One of my favorite episodes is the two-parter "Beauty and the Beast."  Sarah Parish guest-stars as a hideous troll who uses a magic potion to impersonate a noblewoman and bewitch King Uther into marrying her.  Parish wears some highly effective makeup and a body suit which transform her into one of the most revolting creatures ever--she makes Jimmy Durante look like Jayne Mansfield--and her unrestrained performance in both guises is outstanding. 

It's also fun when she drops the "ladylike" act in private and reverts to her usual trollish behavior while still looking like Lady Catrina.  This is probably the season's most overt dive into broad comedy, especially when the blinded-by-love Uther gets romantic with his nightmarish, flatulent bride.  You may need to keep a barf bag handy for this one.

Charles Dance gives a gleefully sinister portrayal of "The Witchfinder", hired by Uther to sniff out sorcery in Camelot by any means necessary.  His efforts result in Gaius being sentenced to burn at the stake.  In "The Sins of the Father" we meet the beautiful and mysterious sorceress Morgause, who turns Arthur against his father.  This episode builds to one of the more intensely dramatic endings of the season.

"Lady of the Lake" gives Merlin a chance to fall in love when he helps a lovely sorceress escape from a ruthless bounty hunter, only to find that she hides a deadly secret.  "Sweet Dreams", another comedic story, finds Arthur and a rival king's insufferable daughter bewitched into falling madly in love during a royal peace summit. 

The final three episodes in the set--"The Witch's Quickening", "The Fires of Idirsholas", and "The Last Dragonlord"--are full of exciting surprises as the season builds to its finale.  Morgana's story takes some drastic turns with the return of Morgause and Mordred, while Camelot itself comes under attack from supernatural forces that threaten to destroy it.  A major revelation for Merlin comes shortly before he and the Great Dragon face off as enemies at last, in a season ender which, thankfully, doesn't completely leave us hanging.

While at times poking a bit of fun at itself with a few deliberate anachronisms in speech and behavior, MERLIN's indulgences in lighthearted comedy have none of the hokiness of a show like "Xena" or "Hercules."  The more realistic tone allows the writers to include frequent moments of high drama that elevate the show above the norm.  Several episodes are surprisingly moving, while others simmer with intrigue.  Action-wise, the stories are filled with swordfights, monsters, and colorful villains.

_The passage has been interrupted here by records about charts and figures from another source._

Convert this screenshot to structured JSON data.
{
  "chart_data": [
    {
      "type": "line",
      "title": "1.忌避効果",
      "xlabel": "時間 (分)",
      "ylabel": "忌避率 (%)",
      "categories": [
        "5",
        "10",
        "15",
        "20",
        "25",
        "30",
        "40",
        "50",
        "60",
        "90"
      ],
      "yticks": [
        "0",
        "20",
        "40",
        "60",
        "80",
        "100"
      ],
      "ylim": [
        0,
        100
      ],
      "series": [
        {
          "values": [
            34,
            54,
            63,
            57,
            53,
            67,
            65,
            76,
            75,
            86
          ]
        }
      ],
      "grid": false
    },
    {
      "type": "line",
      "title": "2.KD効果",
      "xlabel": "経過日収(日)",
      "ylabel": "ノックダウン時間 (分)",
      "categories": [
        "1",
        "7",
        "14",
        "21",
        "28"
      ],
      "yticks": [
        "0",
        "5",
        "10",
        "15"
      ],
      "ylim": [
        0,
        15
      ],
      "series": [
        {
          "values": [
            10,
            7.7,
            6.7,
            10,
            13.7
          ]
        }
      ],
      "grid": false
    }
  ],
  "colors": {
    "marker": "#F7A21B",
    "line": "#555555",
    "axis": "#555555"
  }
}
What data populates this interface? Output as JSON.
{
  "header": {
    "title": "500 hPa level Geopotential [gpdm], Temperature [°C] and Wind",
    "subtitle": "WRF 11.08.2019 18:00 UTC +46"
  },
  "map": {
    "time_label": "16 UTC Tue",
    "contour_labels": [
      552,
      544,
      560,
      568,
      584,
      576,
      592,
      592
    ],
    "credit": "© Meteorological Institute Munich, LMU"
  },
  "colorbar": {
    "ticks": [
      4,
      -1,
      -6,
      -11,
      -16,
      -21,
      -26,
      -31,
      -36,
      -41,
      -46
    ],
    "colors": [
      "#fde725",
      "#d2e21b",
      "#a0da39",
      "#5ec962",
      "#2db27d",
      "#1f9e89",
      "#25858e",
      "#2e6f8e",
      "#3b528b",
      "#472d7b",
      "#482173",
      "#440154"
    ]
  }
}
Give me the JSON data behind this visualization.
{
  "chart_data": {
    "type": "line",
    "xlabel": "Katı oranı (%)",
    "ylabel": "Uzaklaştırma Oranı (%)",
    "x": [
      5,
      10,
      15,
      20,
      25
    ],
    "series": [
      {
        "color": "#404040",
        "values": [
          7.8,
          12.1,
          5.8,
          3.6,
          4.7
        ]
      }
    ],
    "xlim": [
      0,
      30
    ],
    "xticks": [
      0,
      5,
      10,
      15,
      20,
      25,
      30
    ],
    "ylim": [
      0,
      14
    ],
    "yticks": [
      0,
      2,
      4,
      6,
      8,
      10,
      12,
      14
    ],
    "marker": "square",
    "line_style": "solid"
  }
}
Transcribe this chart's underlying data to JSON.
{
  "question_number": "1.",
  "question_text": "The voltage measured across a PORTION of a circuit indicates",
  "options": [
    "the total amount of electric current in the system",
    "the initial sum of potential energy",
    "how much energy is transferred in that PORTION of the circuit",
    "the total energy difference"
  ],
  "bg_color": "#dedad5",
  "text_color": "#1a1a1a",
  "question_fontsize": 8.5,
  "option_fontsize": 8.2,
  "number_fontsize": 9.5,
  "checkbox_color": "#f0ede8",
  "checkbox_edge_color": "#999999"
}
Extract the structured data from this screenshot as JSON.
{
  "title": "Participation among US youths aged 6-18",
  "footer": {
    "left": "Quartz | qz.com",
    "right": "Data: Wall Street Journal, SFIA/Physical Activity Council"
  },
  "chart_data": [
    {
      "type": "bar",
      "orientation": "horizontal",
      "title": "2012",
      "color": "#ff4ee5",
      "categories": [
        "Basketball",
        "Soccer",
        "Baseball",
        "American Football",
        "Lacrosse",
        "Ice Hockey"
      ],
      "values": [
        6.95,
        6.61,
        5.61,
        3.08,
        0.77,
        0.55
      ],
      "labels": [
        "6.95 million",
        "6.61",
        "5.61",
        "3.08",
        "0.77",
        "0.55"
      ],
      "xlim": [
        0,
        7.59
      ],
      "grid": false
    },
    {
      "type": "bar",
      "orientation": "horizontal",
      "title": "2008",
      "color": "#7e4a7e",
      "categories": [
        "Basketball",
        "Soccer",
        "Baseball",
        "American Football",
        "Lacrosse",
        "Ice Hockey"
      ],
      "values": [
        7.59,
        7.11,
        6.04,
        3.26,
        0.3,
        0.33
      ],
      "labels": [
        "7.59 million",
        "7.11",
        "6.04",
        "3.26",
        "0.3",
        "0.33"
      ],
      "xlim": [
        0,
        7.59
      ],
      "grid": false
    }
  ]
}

The production values are lavish, with elaborate set design and costumes and scenic locations (including an actual 14th-century castle in Paris) contributing to the overall atmosphere.  Each episode is enhanced by a stirring musical score fit for a big-budget fantasy epic.  The lead actors are engaging, particularly Colin Morgan as Merlin and Richard Wilson (HOW TO GET AHEAD IN ADVERTISING) as Gaius. 

The 5-disc DVD set from BBC-Warner is in 16:9 with Dolby Digital sound and English subtitles.  Disc #5 contains the special features, which include the 34-minute featurette "The Making of Merlin", a cast and crew introduction to season two, a photo gallery, and desktop wallpapers.  The set also includes cast and crew commentaries for selected episodes, plus cool animated menus. 

The highlight of the special features disc is the BBC series "Merlin: Secrets and Magic" consisting of 14-minute segments covering each episode in detail.  My favorite is the one showing Sarah Parish's amazing makeup transformation into the hideous troll from "Beauty and the Beast."

With a fine cast of characters and a vibrantly  healthy sense of wonder, MERLIN: THE COMPLETE SECOND SEASON is total fantasy fun all the way.  It may play fast and loose with the legend, but it's nice wondering what's going to happen next instead of just waiting for all the familiar pieces to click neatly into place.